Cruciale ! Il n’y a pas beaucoup de choix de matériaux avec une finition miroir. Et si l’on tient compte d’un budget raisonnable et d’une solution nécessitant peu d’entretien, seuls les développements récents en matière de matériau composite pouvaient faire l’affaire. Nous devions ensuite trouver un fabricant qui non seulement pouvait travailler avec ce matériau, mais qui n’avait pas peur de ce défi complexe. Le matériau devait également être relativement léger, car la structure ne touche pas le sol. Nous avons dû construire sur l’un des principaux éléments structurels du bâtiment. C’est un élément massif, mais nous devions en préserver l’intégrité.

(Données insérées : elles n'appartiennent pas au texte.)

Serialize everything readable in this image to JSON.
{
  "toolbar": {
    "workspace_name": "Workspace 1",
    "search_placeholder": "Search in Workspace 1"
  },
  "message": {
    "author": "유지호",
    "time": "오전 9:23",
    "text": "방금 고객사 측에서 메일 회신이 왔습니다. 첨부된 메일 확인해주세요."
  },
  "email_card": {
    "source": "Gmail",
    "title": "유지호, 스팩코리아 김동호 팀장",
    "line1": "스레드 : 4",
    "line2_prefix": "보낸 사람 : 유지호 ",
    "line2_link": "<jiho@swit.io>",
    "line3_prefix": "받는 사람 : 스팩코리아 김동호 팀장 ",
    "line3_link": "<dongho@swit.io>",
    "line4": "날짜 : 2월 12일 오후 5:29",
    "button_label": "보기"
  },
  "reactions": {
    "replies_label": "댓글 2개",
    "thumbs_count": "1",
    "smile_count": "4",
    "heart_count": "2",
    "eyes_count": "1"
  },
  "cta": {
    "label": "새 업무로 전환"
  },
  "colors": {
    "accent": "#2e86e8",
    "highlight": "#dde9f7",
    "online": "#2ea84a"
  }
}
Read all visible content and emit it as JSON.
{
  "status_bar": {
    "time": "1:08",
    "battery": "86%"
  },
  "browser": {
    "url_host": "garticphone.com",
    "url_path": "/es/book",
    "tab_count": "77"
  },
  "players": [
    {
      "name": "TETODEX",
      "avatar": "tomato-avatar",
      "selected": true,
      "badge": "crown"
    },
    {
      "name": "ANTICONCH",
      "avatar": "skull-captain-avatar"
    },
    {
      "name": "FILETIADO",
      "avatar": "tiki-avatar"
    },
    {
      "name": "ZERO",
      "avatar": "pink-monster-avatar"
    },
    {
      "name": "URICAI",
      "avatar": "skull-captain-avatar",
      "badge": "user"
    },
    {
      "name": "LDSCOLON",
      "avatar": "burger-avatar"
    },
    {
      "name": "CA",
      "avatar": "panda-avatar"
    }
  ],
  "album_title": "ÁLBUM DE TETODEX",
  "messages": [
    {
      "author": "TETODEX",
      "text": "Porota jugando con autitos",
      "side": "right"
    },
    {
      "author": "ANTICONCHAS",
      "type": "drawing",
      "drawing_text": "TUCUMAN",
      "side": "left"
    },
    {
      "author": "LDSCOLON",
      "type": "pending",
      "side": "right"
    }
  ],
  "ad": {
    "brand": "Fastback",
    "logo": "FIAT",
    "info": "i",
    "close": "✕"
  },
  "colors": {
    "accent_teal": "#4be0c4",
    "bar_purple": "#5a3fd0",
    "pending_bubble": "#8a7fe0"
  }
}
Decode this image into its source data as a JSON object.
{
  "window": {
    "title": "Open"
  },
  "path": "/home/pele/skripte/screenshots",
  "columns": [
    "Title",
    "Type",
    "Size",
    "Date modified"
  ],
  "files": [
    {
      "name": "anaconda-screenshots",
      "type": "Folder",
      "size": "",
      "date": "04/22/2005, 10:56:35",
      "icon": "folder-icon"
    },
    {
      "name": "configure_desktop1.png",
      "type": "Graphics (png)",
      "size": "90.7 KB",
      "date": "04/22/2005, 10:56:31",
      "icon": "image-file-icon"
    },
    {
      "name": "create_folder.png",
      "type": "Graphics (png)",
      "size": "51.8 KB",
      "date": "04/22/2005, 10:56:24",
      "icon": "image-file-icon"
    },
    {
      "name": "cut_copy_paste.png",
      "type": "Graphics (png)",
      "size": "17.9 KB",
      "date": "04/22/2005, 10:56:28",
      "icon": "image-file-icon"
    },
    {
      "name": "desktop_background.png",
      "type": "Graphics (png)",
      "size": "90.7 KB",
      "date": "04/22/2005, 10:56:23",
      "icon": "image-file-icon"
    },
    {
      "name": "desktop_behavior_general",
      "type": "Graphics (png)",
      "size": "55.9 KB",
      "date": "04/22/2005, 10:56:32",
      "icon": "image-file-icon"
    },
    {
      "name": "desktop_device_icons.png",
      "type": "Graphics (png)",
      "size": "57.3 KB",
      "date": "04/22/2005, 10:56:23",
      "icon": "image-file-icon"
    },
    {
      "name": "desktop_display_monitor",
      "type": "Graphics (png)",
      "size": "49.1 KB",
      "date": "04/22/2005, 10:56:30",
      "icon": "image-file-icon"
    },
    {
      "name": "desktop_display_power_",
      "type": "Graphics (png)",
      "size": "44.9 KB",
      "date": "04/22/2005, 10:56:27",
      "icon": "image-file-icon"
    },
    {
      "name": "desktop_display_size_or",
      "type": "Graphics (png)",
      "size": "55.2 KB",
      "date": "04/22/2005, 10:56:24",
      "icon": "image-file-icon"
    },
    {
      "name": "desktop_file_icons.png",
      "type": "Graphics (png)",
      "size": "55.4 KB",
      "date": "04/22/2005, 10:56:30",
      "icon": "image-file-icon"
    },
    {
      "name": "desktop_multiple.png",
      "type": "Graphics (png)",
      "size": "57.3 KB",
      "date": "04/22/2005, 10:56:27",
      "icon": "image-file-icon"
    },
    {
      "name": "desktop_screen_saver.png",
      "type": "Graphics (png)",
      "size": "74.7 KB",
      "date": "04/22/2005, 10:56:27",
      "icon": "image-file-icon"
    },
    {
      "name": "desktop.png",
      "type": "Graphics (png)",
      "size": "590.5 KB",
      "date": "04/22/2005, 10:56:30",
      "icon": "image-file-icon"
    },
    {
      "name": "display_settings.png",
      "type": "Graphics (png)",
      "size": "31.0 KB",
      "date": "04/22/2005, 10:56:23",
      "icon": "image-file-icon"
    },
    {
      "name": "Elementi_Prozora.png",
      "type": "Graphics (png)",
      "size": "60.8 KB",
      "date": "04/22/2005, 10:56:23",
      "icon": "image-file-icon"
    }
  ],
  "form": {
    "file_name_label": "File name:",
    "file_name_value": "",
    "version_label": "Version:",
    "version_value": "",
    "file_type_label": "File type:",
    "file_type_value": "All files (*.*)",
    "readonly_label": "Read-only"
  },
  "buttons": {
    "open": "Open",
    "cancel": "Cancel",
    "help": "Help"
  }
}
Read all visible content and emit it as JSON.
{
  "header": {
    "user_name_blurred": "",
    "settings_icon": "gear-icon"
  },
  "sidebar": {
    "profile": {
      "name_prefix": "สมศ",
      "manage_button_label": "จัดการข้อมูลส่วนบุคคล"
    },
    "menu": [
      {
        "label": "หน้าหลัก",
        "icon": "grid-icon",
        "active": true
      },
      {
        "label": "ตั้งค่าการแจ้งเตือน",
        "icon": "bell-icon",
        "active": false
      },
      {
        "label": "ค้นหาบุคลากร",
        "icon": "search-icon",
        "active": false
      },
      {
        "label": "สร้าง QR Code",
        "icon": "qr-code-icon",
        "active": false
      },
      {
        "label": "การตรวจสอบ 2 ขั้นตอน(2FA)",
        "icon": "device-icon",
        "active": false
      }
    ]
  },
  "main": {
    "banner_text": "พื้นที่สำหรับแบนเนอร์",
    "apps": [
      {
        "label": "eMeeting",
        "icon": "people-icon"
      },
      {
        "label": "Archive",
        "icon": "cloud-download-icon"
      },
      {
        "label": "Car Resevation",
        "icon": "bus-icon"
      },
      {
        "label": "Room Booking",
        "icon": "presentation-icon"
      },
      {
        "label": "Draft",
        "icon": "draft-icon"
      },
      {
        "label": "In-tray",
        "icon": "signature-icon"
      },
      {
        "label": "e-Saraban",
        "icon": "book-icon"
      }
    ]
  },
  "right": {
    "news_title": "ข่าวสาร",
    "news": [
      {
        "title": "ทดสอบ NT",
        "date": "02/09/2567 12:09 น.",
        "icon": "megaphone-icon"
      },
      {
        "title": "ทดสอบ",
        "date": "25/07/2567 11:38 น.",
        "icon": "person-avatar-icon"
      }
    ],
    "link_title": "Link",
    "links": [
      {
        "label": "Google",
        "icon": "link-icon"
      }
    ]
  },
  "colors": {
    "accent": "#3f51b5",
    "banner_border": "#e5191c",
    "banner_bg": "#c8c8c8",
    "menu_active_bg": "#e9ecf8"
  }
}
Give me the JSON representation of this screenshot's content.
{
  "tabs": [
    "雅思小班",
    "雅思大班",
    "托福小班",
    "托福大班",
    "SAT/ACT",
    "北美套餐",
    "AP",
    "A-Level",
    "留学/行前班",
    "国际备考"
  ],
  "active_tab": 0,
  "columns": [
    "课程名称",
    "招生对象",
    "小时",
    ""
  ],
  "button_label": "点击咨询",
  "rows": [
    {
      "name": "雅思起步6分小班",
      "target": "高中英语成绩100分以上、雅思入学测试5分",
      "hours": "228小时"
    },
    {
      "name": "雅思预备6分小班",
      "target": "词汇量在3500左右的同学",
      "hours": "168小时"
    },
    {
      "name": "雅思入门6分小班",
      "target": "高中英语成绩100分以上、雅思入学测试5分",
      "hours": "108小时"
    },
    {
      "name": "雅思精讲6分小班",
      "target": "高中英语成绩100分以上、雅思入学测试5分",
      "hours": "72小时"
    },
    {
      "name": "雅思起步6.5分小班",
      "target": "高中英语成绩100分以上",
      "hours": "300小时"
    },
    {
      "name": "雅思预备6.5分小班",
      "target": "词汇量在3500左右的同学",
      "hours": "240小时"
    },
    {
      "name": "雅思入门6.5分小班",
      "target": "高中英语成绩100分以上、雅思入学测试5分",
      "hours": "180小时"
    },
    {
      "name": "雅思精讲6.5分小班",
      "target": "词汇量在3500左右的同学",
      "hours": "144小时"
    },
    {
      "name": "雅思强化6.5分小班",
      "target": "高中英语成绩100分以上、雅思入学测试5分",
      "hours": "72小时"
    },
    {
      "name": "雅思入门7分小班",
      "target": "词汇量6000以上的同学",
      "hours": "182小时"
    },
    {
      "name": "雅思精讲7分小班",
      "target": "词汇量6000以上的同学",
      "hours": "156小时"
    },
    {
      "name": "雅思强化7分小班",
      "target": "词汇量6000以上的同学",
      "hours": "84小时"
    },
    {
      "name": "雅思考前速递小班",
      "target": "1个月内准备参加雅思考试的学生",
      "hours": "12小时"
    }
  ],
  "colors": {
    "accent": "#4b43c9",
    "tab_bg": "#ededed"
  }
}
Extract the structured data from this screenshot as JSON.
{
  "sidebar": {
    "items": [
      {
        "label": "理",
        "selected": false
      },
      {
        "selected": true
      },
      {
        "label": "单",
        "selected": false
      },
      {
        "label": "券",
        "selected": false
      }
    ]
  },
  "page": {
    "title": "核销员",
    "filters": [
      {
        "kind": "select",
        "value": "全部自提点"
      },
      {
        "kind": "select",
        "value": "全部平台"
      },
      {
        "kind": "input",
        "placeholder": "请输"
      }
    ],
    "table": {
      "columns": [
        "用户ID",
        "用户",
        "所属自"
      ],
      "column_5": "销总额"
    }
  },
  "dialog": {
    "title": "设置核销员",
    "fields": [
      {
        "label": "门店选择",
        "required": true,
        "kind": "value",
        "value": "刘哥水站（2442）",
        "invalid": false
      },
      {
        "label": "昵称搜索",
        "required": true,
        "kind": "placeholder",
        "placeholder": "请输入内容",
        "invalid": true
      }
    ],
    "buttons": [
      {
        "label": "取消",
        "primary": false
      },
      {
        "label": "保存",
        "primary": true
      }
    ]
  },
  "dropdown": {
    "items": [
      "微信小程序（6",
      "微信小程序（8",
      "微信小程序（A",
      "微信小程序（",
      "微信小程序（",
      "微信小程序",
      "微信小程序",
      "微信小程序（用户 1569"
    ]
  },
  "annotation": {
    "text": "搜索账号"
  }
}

Je veux surtout que les gens se sentent à nouveau comme des enfants. Je voulais qu’ils ressentent une sorte de pouvoir et de force. D’une part par la magnitude pure de la pièce et d’autre part par le mystère de sa fabrication. Elle est immobile mais on peut sentir le passage du temps dans ses reflets. Une montagne a une signification pour chacun. Un défi pour les courageux. Un endroit paisible pour l’amoureux de la nature. Un endroit majestueux pour le peintre. Et même un endroit effrayant pour d’autres. Une montagne est une chose stable et résistante au temps et une analogie parfaite pour un gratte-ciel.
Pour moi, cette œuvre est probablement la meilleure représentation de ce qui fait ma force à ce stade de ma carrière. Il s’agit essentiellement de l’amalgame de 20 ans de recherches et d’efforts. J’ai passé d’innombrables heures à apprendre à travailler avec les derniers outils 3D pour être capable non seulement de créer de telles choses mais aussi de les communiquer aux constructeurs. Mes études d’architecte m’ont permis de comprendre le contexte et la physicalité du bâtiment. Mon travail de designer industriel m’a amené à comprendre différents matériaux et à apprendre des techniques de soudage pour mieux communiquer avec un constructeur. Mon travail d’artiste multimédia m’aide à comprendre le facteur temps d’une œuvre d’art et à la rendre évolutive grâce à son éclairage. Enfin, il s’agit de comprendre un client et ses besoins. Il est important pour un artiste de s’exprimer, mais sur des projets comme celui-ci, il faut toujours tenir compte de l’objectif initial. Et parfois, cela vous mène vers de nouvelles voies intéressantes et vous fait grandir.